I saw the sign for this museum on one of my walks. National Museum of World Writing Systems? That’s pretty much catnip for someone who’s spent most of his career thinking about the names of things. So I went for a visit on my final morning in Korea. What a cool building! The picture above is of a postcard I bought showing the whole thing from a drone’s-eye view.

The first thing you see as you descend into the exhibit hall is this massive assemblage of speakers, entitled “The Tower of Babel”. This was confirmation that I belonged there, as I and most other people in my field have included Tower of Babel references in our slide decks since, well, forever. As you walk inside, an audio track of noises plays… some animal and bird sounds, some mechanical clicks and hisses, and some almost recognizable as words. It’s not a soul-destroying barrage of incomprehensibility, but still soft reminder of the inbuilt desire to make sense of what we hear. Way cool.

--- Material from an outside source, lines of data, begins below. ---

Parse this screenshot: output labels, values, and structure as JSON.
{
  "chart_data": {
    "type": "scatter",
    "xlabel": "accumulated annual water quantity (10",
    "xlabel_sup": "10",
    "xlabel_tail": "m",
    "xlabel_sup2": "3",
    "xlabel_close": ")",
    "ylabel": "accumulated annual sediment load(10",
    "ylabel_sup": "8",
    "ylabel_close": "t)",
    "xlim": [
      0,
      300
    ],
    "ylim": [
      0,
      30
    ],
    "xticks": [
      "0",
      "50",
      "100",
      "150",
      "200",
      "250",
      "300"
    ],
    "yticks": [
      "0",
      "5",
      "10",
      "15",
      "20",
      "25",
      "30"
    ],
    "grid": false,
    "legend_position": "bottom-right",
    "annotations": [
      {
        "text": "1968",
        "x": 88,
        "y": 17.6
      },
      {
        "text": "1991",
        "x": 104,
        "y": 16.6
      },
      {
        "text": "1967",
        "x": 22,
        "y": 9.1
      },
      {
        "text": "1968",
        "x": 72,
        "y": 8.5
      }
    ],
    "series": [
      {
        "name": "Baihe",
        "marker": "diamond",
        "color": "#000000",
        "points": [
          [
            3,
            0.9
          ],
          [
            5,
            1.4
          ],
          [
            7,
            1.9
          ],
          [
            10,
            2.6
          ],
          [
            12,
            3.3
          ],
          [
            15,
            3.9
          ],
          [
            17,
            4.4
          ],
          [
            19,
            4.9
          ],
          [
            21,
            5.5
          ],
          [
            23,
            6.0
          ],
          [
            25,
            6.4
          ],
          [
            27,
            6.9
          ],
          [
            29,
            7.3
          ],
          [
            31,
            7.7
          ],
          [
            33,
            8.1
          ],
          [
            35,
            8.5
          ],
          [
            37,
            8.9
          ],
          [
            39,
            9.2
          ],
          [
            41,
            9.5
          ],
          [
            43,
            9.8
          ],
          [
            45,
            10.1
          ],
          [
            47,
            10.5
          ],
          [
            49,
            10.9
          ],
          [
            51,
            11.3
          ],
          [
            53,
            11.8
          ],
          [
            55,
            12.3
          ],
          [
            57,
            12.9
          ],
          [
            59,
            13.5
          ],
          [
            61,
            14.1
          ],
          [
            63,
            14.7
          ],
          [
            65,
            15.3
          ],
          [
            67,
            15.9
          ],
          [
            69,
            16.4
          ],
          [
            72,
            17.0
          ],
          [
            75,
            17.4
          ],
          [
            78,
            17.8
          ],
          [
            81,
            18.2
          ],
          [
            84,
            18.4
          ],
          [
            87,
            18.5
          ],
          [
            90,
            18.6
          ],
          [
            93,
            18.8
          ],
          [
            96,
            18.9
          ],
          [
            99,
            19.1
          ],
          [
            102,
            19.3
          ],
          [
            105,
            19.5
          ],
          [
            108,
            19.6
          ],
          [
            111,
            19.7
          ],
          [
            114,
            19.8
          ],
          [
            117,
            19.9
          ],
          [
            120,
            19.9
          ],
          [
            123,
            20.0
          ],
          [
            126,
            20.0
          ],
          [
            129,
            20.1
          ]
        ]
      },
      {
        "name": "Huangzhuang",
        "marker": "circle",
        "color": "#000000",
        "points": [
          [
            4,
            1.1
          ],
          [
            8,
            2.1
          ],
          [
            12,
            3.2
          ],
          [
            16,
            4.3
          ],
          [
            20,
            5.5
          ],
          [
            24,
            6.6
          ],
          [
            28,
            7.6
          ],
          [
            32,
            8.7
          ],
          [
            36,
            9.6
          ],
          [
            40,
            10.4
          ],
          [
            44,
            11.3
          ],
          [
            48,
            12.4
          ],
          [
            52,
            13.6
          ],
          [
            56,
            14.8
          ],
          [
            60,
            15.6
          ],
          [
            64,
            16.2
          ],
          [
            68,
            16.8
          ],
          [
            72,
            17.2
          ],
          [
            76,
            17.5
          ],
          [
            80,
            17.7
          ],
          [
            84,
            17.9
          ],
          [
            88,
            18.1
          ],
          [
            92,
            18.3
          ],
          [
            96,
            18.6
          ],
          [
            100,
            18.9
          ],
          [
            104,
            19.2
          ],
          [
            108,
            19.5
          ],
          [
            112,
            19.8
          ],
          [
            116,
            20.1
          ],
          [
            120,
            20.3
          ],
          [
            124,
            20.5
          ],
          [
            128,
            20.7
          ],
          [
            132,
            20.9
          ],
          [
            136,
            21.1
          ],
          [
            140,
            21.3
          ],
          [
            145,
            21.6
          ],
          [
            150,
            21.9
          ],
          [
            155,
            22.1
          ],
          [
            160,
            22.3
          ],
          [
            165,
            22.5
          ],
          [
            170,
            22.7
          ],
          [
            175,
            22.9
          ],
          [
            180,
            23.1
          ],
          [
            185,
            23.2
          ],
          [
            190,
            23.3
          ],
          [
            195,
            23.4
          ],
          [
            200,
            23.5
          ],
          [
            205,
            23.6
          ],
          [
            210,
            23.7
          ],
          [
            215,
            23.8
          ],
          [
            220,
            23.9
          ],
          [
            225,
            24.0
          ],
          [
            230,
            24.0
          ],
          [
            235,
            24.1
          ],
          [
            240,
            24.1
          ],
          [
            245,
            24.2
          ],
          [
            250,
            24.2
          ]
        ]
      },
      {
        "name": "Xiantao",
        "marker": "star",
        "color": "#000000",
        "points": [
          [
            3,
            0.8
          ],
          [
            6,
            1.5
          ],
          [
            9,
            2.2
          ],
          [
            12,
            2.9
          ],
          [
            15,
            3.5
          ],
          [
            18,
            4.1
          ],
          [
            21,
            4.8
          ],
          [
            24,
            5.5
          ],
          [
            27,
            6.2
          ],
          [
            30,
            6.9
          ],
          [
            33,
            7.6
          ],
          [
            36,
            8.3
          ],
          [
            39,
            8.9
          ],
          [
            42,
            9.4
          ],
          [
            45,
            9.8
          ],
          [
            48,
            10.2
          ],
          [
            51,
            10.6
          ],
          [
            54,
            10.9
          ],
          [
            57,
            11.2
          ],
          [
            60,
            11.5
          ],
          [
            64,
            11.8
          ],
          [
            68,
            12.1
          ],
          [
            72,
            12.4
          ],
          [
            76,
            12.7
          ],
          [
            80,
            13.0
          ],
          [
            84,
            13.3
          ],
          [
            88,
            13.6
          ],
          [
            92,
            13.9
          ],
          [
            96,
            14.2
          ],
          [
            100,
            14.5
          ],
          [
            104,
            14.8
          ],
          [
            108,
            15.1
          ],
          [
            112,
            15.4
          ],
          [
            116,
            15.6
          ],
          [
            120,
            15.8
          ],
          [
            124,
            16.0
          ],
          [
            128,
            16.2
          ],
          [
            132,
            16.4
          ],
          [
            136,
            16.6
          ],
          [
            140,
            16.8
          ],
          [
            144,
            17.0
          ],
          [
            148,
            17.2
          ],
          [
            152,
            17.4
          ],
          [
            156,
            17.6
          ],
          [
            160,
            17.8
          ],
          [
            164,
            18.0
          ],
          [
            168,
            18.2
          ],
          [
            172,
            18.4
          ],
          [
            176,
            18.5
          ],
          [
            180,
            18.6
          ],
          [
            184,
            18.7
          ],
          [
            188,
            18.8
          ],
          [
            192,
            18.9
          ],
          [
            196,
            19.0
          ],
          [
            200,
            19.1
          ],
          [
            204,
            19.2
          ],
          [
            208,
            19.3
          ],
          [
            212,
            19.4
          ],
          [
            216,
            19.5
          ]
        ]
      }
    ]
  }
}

The temporary exhibit was dedicated to the life and work of Gustave Doré. I couldn’t have dredged his name out of my memory, but a lot of his illustrations were familiar to me. Puss in Boots, The Ancient Mariner, Dante’s Inferno, and so on. I don’t specifically remember reading these illustrated books… but somehow they seeped into my consciousness. The exhibit argued for the huge impact Doré had on the whole idea of illustration in books, and that certainly seems true.


The permanent exhibition was dedicated , as you’d expect, to how we write things down. From cuneiform and hieroglyphics to kanji to various alphabets, it tried to tell the whole story. Very interesting. I especially liked learning how the Korean Hangul alphabet was invented because the king decided Chinese pictographs were just too hard to learn. Makes sense to me!
I exited through the gift shop, of course.